From Retail Counter to Creator Billboard
When makeup artist Marjan Tabibzada got a breakfast call about a potential Times Square billboard with Tutor, she had already spent a decade building the kind of creator business most beauty professionals now aspire to. Her journey began behind a MAC Cosmetics counter while she studied business marketing, blending hands-on artistry with formal training in consumer psychology and brand positioning. That dual education gave her a deep understanding of products and people, which later became the backbone of her makeup artist business online. Under the YoungCouture brand, she has grown to millions of followers across TikTok, Instagram, and YouTube and partnered with prestige names such as Estée Lauder, Armani, and Dermalogica. Yet her path shows that in the creator economy, strategy is not just about reach.

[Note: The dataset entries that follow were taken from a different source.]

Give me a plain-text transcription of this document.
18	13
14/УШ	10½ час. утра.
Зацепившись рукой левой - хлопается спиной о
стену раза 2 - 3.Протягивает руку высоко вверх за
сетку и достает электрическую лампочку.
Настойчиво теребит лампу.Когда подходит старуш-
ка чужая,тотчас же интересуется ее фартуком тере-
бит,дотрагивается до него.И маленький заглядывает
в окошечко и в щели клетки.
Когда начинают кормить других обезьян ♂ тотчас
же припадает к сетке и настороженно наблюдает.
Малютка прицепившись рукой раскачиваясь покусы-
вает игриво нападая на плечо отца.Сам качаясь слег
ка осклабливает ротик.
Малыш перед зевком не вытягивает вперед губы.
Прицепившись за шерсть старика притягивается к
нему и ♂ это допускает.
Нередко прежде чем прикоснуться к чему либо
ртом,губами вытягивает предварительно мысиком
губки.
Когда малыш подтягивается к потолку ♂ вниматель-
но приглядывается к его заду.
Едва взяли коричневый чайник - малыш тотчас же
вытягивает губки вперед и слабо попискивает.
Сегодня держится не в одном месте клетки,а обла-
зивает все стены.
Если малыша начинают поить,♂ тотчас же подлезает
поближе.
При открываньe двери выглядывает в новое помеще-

It is about product fluency, consistent storytelling, and building personal brand trust long before the billboard moment arrives.
Trust, Transparency, and the New Makeup Artist Business Model
Tabibzada’s creator economy strategy is rooted in a simple rule: she only recommends what she truly uses. Years at the counter taught her exactly why a specific foundation works for a bride or a busy professional, and she now applies the same rigor to influencer partnerships. She tests every product on herself and will walk away if it fails that test, even after posting positively at first. When a skincare collaboration triggered a severe breakout, she cancelled a planned giveaway and instead zoomed in on her textured, irritated skin for followers to see. That level of transparency may seem risky in a curated beauty space, but it cements credibility. For makeup artists trying to scale from services into content-led businesses, her approach illustrates a key shift: audience loyalty and lifetime trust are more valuable than any single sponsored post, and they are earned through visible honesty.

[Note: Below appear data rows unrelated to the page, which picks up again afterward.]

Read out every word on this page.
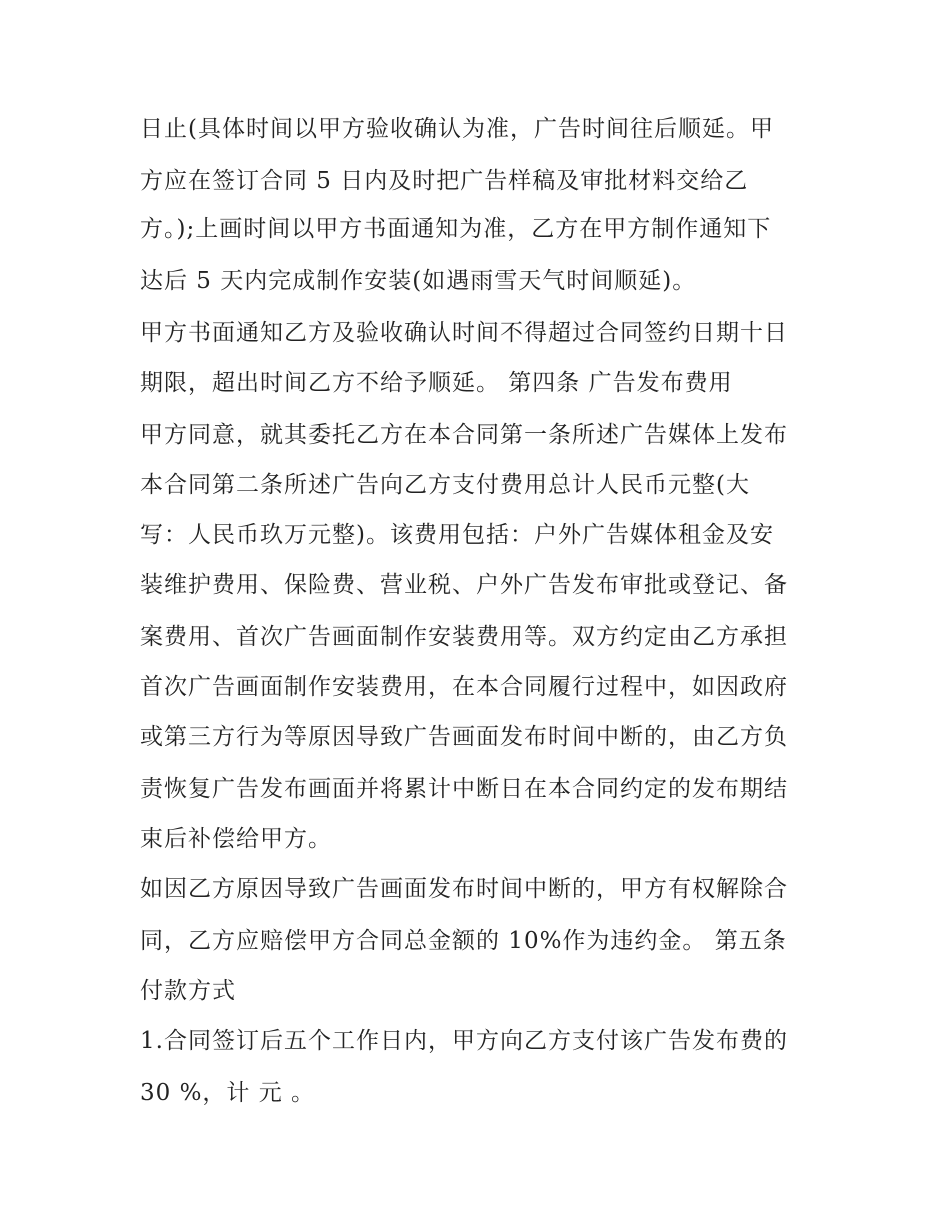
日止(具体时间以甲方验收确认为准，广告时间往后顺延。甲
方应在签订合同 5 日内及时把广告样稿及审批材料交给乙
方。);上画时间以甲方书面通知为准，乙方在甲方制作通知下
达后 5 天内完成制作安装(如遇雨雪天气时间顺延)。
甲方书面通知乙方及验收确认时间不得超过合同签约日期十日
期限，超出时间乙方不给予顺延。 第四条 广告发布费用
甲方同意，就其委托乙方在本合同第一条所述广告媒体上发布
本合同第二条所述广告向乙方支付费用总计人民币元整(大
写：人民币玖万元整)。该费用包括：户外广告媒体租金及安
装维护费用、保险费、营业税、户外广告发布审批或登记、备
案费用、首次广告画面制作安装费用等。双方约定由乙方承担
首次广告画面制作安装费用，在本合同履行过程中，如因政府
或第三方行为等原因导致广告画面发布时间中断的，由乙方负
责恢复广告发布画面并将累计中断日在本合同约定的发布期结
束后补偿给甲方。
如因乙方原因导致广告画面发布时间中断的，甲方有权解除合
同，乙方应赔偿甲方合同总金额的 10%作为违约金。 第五条
付款方式
1.合同签订后五个工作日内，甲方向乙方支付该广告发布费的
30 %，计 元 。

Balancing Creative Control and Brand Briefs
As brands pour budgets into influencer partnerships, many still misread how creator content actually performs. Tabibzada points to heavily scripted briefs packed with mandatory claims and talking points that leave little room for a creator’s own voice. The result often looks and feels like a traditional commercial, and audiences scroll past. In one campaign, her paid video drew around 1,000 views, while a more organic cut from the same footage, posted without a deal, hit tens of thousands of views in an hour. The only difference was authenticity. For makeup artists building personal brands, this tension is central: long-term success comes from preserving creative vision and community trust, even when negotiating with major companies. The most effective creator economy strategy now involves educating brand partners, pushing for flexible briefs, and co-creating concepts that feel like genuine recommendations rather than checked compliance boxes.

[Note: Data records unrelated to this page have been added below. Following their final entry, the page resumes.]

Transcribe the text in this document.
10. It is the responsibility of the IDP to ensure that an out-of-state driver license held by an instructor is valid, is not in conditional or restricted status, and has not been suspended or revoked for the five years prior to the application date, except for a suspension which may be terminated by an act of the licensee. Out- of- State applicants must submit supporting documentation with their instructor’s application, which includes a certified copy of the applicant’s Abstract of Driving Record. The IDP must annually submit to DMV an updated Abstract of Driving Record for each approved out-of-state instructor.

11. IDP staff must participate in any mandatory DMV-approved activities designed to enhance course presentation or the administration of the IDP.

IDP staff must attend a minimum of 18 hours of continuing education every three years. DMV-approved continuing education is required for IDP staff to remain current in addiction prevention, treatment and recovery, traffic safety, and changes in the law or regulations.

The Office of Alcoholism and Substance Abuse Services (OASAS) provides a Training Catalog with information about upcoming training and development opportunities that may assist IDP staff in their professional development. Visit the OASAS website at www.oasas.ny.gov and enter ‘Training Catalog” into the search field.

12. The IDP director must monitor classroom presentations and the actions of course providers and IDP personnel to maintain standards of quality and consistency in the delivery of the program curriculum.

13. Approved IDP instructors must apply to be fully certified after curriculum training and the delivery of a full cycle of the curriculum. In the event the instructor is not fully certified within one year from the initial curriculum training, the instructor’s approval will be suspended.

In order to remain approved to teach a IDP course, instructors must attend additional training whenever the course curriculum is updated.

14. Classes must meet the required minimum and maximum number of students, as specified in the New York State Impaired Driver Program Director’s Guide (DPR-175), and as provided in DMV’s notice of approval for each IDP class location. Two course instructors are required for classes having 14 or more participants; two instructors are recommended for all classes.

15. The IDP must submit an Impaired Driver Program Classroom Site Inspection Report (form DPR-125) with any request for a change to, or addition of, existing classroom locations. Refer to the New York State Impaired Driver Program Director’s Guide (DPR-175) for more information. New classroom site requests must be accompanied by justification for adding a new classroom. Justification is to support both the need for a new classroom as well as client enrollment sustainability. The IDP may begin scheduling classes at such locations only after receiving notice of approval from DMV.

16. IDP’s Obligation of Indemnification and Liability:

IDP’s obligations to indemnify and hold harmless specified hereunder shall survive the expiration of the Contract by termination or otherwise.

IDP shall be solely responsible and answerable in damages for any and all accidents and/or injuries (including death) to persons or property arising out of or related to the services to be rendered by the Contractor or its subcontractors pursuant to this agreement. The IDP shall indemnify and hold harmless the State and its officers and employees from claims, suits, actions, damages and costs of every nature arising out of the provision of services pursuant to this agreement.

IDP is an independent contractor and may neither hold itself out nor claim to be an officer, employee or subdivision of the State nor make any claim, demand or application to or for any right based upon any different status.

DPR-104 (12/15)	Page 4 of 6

Community, Culture, and Untapped Opportunities
Beyond products and metrics, the strongest creator businesses are rooted in real communities. Tabibzada’s highest-performing content often centers on cultural moments such as Eid get-ready-with-me routines and Henna Night looks, which regularly earn millions of views. These videos resonate deeply with viewers who see their own traditions, family rituals, and beauty preferences reflected on screen. Yet she notes that no brand has ever partnered with her specifically around those occasions, despite the obvious demand and engagement. This gap highlights an opportunity for smarter influencer partnerships: aligning with creators not just for generic launches, but for culturally meaningful stories that already drive organic excitement. For makeup artists, leaning into heritage, lived experience, and niche subcultures can strengthen loyalty and differentiate their personal brand. For brands, listening to those communities could unlock far more impactful collaborations than yet another standard product placement.
Scaling From Creator to Business With a Long-Term Lens
Tabibzada’s evolution shows how a makeup artist business can mature from one-person content operation to a full creator company. Early on, she had no templates—no rate cards, standardized contracts, or formal guidance—so she learned to negotiate, read legal terms, interpret analytics, and post consistently by trial and error. Today she works with a manager, agent, and PR team, underscoring how professional infrastructure helps creators convert social traction into durable business. Platform risk has also reshaped her strategy: concerns over a potential TikTok ban pushed her to diversify, building sizeable audiences on Instagram and YouTube and treating each as a safety net for the others. She also runs an Amazon storefront focused on genuine recommendations rather than impulse shopping. Ultimately, her goal for YoungCouture is not just reach, but longevity and trust—proof that creators who protect authenticity are best positioned to outlast algorithm changes and trend cycles.